If you've ever wondered about the difference between your run of the mill dinner roll and a potato roll, we can tell you that it isn't just potatoes. Potato rolls are a traditional Pennsylvania Dutch method of baking bread that includes the addition of potatoes, whether they're boiled and mashed, or dehydrated and ground into granules (producing what we call potato flour). Whatever the form, all potato roll recipes require some portion of regular wheat flour to be replaced with potato. 

What does potato flour do that regular wheat flour can't? Well, it gives the rolls a softer texture and sweeter taste than traditional bread rolls as well as their rich, buttery yellow color. Because of potato flour's ability to hold moisture, rolls made with it tend to be more moist.
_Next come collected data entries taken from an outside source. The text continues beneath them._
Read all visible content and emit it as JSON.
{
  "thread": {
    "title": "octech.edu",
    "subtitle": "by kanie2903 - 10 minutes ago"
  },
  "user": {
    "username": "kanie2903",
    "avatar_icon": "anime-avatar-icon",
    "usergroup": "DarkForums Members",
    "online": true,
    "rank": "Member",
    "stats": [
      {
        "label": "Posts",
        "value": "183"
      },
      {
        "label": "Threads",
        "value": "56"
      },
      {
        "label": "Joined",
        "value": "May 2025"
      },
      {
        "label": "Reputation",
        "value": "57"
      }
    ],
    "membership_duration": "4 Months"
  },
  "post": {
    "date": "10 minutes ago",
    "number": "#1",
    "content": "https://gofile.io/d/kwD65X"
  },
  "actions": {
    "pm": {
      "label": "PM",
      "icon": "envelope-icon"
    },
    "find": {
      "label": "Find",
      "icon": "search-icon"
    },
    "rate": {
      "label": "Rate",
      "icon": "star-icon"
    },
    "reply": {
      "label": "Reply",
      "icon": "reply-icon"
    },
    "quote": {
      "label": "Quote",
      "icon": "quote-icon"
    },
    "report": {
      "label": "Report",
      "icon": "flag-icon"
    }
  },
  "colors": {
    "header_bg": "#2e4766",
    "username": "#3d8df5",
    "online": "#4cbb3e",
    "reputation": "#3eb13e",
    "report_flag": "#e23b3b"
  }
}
In addition, the gluten-free flour lends a characteristic earthy sweetness as well as a crisp crust.

Potato bread around the world

Potato bread is baked the world over and consequently goes by many different names. In Ireland it is called slims, fadge, or tatie bread. In Germany, kartoffelbrot is a variation that is usually made with spelt and rye. One of the most popular breads in Chile (Chiloe island specifically) is known as Chapalele, which is typically steamed but can also be pan-fried or baked. Potato bread is versatile and is a beloved American staple at holiday dinner parties.

The first potato bread was created by a French pharmacist in the late 18th century. Because potatoes are easily grown compared to wheat, it made the addition of potato an elegant solution to the lack of wheat flour in leaner times. But potatoes don't just give bread a more pleasing texture and richer flavor, it makes the bread more nutritionally rich. Potato rolls are higher in fiber and nutrients making it a more calorically dense bread option. Additionally, potato breads are also baked with enriched wheat flour, which means that they contain B-vitamins and folic acid.